The electric bike could use a political boost

Seattle-based Sightline Daily web site is writing all week about the electric bike and how it could be a part of solutions to energy, climate and transportation challenges if public policy encourages mainstream usage of the evolving technology.
Seattle-based Sightline Daily web site is writing all week about the electric bike and how it could be a part of solutions to energy, climate and transportation challenges if public policy encourages mainstream usage of the evolving technology.

Would an electric bike be a smart way to get around? One hundred twenty million Chinese electric-bike drivers apparently think so.

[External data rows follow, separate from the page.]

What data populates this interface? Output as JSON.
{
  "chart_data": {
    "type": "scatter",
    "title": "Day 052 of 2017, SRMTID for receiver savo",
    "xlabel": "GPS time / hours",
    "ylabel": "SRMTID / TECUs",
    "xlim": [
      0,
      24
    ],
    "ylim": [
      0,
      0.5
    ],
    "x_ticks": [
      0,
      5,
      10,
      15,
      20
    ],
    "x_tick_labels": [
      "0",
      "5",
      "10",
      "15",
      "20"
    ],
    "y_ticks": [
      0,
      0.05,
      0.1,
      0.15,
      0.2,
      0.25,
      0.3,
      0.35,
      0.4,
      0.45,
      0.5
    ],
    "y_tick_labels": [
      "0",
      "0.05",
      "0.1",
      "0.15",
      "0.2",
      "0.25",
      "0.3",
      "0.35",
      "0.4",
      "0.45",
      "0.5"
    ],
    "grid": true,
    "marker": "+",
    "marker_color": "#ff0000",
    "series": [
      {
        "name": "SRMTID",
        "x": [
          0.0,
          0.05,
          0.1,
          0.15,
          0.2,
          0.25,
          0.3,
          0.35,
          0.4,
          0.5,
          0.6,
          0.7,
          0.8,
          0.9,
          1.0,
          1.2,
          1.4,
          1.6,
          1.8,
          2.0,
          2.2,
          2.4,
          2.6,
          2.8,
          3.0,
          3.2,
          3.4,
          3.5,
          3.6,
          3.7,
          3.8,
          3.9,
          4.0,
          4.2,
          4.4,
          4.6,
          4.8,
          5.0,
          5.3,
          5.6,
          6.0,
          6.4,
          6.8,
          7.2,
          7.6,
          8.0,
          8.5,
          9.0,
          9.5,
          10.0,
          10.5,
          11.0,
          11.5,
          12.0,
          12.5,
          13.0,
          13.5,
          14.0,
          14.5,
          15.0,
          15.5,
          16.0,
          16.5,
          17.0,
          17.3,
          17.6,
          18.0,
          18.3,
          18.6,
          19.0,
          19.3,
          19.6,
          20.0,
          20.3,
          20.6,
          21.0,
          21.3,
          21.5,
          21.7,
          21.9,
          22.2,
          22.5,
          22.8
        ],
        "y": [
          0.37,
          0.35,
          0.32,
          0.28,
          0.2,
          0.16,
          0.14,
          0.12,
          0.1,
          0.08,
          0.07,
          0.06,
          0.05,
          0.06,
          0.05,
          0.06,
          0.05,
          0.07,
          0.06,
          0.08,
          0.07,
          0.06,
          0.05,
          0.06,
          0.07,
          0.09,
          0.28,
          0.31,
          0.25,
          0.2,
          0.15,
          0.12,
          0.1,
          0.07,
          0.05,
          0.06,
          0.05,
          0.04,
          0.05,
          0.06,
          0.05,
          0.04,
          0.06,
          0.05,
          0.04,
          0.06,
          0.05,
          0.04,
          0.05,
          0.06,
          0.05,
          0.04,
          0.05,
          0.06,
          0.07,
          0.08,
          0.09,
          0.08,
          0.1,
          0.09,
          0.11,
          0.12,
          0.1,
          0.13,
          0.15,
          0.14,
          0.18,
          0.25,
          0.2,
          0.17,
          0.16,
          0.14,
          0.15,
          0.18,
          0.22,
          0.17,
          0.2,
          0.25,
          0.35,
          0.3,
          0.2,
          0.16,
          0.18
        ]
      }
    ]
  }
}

Alan Durning, the head of the Sightline Institute in Seattle, has started a five-part series on electric bikes, for the think tank's Sightline Daily. For a region with considerable momentum on biking but still facing lots of hills (figurative and real), Durning has hit a perfect topic.

The story of the electric bike, as Durning presents it, is also a parable, offering us larger lessons about how U.S. society can make progress toward sustainability, good health and regional prosperity (precisely the down-to-earth but farsighted combination of concerns that makes Sightline Institute so fascinating). As much as new technologies have to offer, Durning says, public policy is critical to the ability of the electric bike (or the electric car or solar generation of electricity) to go mainstream.

Two factors motivated Durning to start the series. "As a cyclist myself, I am fascinated by new technology," he said. "And the second is, some of my peers are despairing of the political response" to climate change, energy, and peak oil issues. Some of them are inclined to think maybe they should just concentrate on promoting market adoption of new technologies.

Durning set out to show, over the course of this week, that, for all the hard work and patience political change demands, public policy is critical to promoting mainstream usage of sustainable, environmentally friendly technologies. So, we get back to those 120 million Chinese (a stunning one-tenth of the world's most populous nation): Does public policy have something to do with that level of usage in a country where there were only 56,000 electric bikes in 1998?

Keep reading the series, Durning advises. He will discuss China's public policy later in the week as he makes the case for public policy action in this country.

Despite his own concern and disappointment with national politics, Durning is typically focused on progress. He expects that Congress may produce "at least a modestly good" piece of climate and energy legislation later this year. Compared to a few years ago, he said, "the country is much more ready for change." Perhaps those of us in the Northwest are even ready for change in how we get around day to day, despite being told for so long that the climate and terrain would prevent bicycling from becoming an important part of the transportation picture.